Węże nekromanty przebiły stół za którym czaił się Angernatirenatux, rozpraszając go, co przyczyniło się do chybienia błyskawicą. Z pomocą upadłemu bogowi nadbiegał Sairus, drogę zaszedł mu golem z ludzkiego ciała. Był odrobinę większy od wilkołaka i zdecydowanie cuchniał.
- Co do ! - bóg sięgnął szybko broń którą zostawił obok, po czym obiema rękami ciężko zaczął uderzać w stronę gadów
- Macie czarcie bestie ! Szlag z wami, waszym Panem - Mówił podczas ataku.

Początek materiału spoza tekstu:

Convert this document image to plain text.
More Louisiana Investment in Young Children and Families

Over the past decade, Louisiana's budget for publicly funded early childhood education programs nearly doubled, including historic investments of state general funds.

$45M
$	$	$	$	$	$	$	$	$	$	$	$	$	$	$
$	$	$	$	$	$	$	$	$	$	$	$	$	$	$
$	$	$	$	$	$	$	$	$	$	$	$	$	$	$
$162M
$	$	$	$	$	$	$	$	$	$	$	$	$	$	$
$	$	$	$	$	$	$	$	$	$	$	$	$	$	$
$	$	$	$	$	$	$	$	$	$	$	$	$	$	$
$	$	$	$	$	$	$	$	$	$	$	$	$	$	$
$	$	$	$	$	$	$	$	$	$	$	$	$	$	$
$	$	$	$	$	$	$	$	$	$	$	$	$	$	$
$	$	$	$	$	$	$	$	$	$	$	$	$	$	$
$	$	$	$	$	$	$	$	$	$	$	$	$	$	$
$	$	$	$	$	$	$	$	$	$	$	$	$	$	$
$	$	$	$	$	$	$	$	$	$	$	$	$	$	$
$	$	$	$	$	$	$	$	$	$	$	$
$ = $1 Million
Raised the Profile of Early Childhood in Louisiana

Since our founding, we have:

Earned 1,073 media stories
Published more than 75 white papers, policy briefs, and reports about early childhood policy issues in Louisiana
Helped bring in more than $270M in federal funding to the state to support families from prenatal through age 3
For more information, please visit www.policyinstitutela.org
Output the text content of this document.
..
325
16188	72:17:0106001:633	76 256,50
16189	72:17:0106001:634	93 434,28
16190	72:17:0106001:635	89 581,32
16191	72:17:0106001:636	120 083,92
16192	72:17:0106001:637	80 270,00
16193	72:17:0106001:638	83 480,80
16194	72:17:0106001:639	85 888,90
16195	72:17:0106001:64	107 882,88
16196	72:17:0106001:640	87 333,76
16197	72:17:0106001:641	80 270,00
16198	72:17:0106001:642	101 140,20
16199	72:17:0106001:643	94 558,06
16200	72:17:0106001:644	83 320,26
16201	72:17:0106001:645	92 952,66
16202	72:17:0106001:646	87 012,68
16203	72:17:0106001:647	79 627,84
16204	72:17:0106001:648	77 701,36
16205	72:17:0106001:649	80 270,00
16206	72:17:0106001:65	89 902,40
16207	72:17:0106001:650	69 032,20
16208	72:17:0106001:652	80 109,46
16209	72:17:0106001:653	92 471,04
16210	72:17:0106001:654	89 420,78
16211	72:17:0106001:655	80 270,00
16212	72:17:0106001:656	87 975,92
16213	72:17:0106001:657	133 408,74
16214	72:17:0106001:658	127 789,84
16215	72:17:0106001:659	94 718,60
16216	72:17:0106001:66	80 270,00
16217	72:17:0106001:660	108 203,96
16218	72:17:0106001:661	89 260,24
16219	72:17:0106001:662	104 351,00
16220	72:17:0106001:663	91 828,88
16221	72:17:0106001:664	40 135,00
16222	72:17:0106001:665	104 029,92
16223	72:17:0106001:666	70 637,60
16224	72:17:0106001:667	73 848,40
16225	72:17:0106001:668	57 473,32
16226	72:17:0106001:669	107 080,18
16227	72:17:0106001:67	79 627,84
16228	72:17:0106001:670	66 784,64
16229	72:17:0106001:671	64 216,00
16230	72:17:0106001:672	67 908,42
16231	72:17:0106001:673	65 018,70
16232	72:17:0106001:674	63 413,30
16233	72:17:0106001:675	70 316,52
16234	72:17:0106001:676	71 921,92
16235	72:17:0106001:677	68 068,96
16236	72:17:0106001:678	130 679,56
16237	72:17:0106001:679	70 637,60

Czy Sairus wcześniej wspominał coś o tym, że chętnie skosztowałby mięsa? Na pewno chociaż przez chwilę o tym myślał. Jednak teraz od razu przestał być głodny. Przeklinał swój wyczulony węch, bo ten zapach był dla niego nie do zniesienia. I pomyśleć, że musi się tego pozbyć. Sam nie wiedział, co zrobić. Za nic nie miał zamiaru gryźć tego przeciwnika, bo zwymiotowałby od razu. Dlatego musiał użyć swych szponów, którymi chciał po prostu rozerwać golema na strzępy.
Niezdecydowanie Sairusa było nań zgubne potężna gnijąca pięść uderzyła go z taką siłą, że odbił się od ziemi. Warknął przy tym przeraźliwie. Całe szczęście nic nie było połamanane, jednak ból był ogromny. Węże gineły pod buławą, jednak z każdym zabitym pojawiał się kolejny i następny. Pioruny waliły naokoło, jeden uderzył w pobliskie drzewo zapalając je przy tym.
- Cholera Jasna ! Zapomniałem że nie mam nad Tobą kontroli... - Mężczyzna odskoczył do tyłu.
- To niema sensu ! - Deszcz lał nieprzerwanie, mówiąc szczerze, przemoczył już mężczyznę. Ten postanowił wykorzystać sytuacje I ruszył szybko w stronę płonącego drzewa. Starając puszczać pioruny w stronę wroga, wiedział że jest to niecelne, jednak może była szansa by trafił.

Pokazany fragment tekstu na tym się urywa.